I was recently reminded that it has been 20 years since the National Gallery of Art hosted the first ever Johannes Vermeer retrospective. Featuring 22 of the artist’s 35 paintings that were known to exist by the artist, the 1995 exhibit came at a time of a government shutdown and on the heels of a metro area blizzard, and I certainly remember attending.

I must admit that I have read, not remembered, that the government debacle kept the gallery closed for 19 days of the 3 month exhibit and many that truly wanted to see it, were not able to.  I can recall though, going with a friend who had a VIP status of sorts, in a – “It’s not what you know, it’s who you know.” fashion, which helped avoid the massive lines that formed.

20 years later, in tribute to the exhibit’s anniversary, the powers that be have brought back Vermeer’s 1663 “Women In Blue Reading a Letter”.  As an artist, seeing this painting instantly reminds me of something I strongly remember about seeing those 22 paintings of Vermeer so many years ago, just seven years into my own painting career and it’s something many will not agree with.  I don’t think Vermeer stretched himself all that much as an artist.

It‘s as I can hear the “WHAT?!!” coming out of many a mouth right now, but I’ll try my best to explain.  It would be easy to think I’m off my rocker here, as this is Vermeer we are talking about, but this was one of my vivid observations years ago.  Vermeer lived 43 years, from 1632 to 1675, but only painted 35 paintings that we know about.  Not a whole bunch and most used the same formula of his subjects looking left, some facing the viewer, but pretty much all draped in the same natural left window light of his parents home that he apparently inherited.  There are of course [a few] exceptions like “Girl With a Red Hat”, but you get my point.

Being there and seeing them, I just felt that he was not extending himself much as an artist and wasn’t exploring his range as a painter.  I wondered why? Because seeing “View Of Delft”, his home town and I think his only landscape, I felt Vermeer was a talented exterior painter and “The Little Street”, truly sends that message home for me.

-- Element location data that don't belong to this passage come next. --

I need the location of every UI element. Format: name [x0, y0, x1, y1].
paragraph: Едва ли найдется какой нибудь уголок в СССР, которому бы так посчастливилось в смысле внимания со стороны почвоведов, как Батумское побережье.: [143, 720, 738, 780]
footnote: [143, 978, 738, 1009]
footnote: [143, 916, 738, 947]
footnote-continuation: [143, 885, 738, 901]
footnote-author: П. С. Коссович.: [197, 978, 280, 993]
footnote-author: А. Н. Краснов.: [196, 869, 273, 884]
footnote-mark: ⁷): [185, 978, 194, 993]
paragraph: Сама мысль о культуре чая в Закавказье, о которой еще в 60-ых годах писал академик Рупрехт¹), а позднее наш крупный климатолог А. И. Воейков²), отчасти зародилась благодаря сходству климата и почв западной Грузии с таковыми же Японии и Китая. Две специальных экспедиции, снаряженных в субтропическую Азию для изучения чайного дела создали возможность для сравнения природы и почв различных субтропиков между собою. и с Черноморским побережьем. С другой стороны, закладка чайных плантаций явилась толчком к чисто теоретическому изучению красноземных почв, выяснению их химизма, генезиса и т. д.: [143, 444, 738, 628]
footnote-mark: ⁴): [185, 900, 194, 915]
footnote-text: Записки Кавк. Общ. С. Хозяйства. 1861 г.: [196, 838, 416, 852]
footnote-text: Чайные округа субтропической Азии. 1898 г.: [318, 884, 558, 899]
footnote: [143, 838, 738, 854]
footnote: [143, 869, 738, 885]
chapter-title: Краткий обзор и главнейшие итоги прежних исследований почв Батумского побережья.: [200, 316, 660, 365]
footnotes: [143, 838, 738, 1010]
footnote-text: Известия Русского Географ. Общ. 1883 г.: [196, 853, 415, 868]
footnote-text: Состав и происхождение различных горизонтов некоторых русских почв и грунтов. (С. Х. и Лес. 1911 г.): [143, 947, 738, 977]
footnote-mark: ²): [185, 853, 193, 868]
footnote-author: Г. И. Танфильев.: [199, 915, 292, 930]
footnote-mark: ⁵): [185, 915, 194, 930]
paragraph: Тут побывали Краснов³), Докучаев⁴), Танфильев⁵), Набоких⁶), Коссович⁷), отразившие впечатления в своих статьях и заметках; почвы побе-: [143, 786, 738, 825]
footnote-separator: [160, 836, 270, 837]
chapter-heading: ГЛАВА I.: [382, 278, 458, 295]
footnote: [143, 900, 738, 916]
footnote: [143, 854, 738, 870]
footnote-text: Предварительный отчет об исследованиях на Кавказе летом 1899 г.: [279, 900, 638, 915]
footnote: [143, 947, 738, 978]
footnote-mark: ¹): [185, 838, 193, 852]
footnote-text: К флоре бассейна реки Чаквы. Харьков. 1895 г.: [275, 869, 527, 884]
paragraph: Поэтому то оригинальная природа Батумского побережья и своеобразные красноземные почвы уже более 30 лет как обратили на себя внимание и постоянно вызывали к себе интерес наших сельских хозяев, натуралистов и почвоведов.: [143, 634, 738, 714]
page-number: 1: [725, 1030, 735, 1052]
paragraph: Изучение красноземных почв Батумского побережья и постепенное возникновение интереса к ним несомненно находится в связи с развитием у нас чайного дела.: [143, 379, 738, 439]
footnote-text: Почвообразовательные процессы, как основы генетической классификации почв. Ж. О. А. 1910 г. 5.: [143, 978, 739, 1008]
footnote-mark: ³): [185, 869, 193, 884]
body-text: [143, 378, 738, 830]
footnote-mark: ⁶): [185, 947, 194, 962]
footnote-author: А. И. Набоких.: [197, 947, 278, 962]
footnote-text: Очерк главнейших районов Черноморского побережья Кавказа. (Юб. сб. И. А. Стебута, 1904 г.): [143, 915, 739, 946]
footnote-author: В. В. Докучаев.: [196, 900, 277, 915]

It has me then scratching my head why he seemed to imprison himself as he did, using the same set to try and tell a different story over and over again.  It is fair to re-mention that this was the 1600s.  It’s not as though painting was easy, but hey, it seems Vermeer had time to father 11 children, so he had good reason to get out of the house and take a painting break!

My point with all of this is not to question Vermeer’s talent, it is rather questioning his decisions about subject matter and a fixation on one thing, much in the way Monet did late in life with the pond behind his house and the 250 water lily pond paintings he did.  I guess when you look at those numbers, Vermeer’s couple of dozen interior paintings don’t seem all that out of line.  Not until you again consider he only did 35 altogether.  I will say though, he sure got very good, very quickly! I just think about what else could have been.

In closing, I wish all of you a Merry Christmas, Happy Hanukkah, Happy Holidays and a very Happy and Healthy New Year!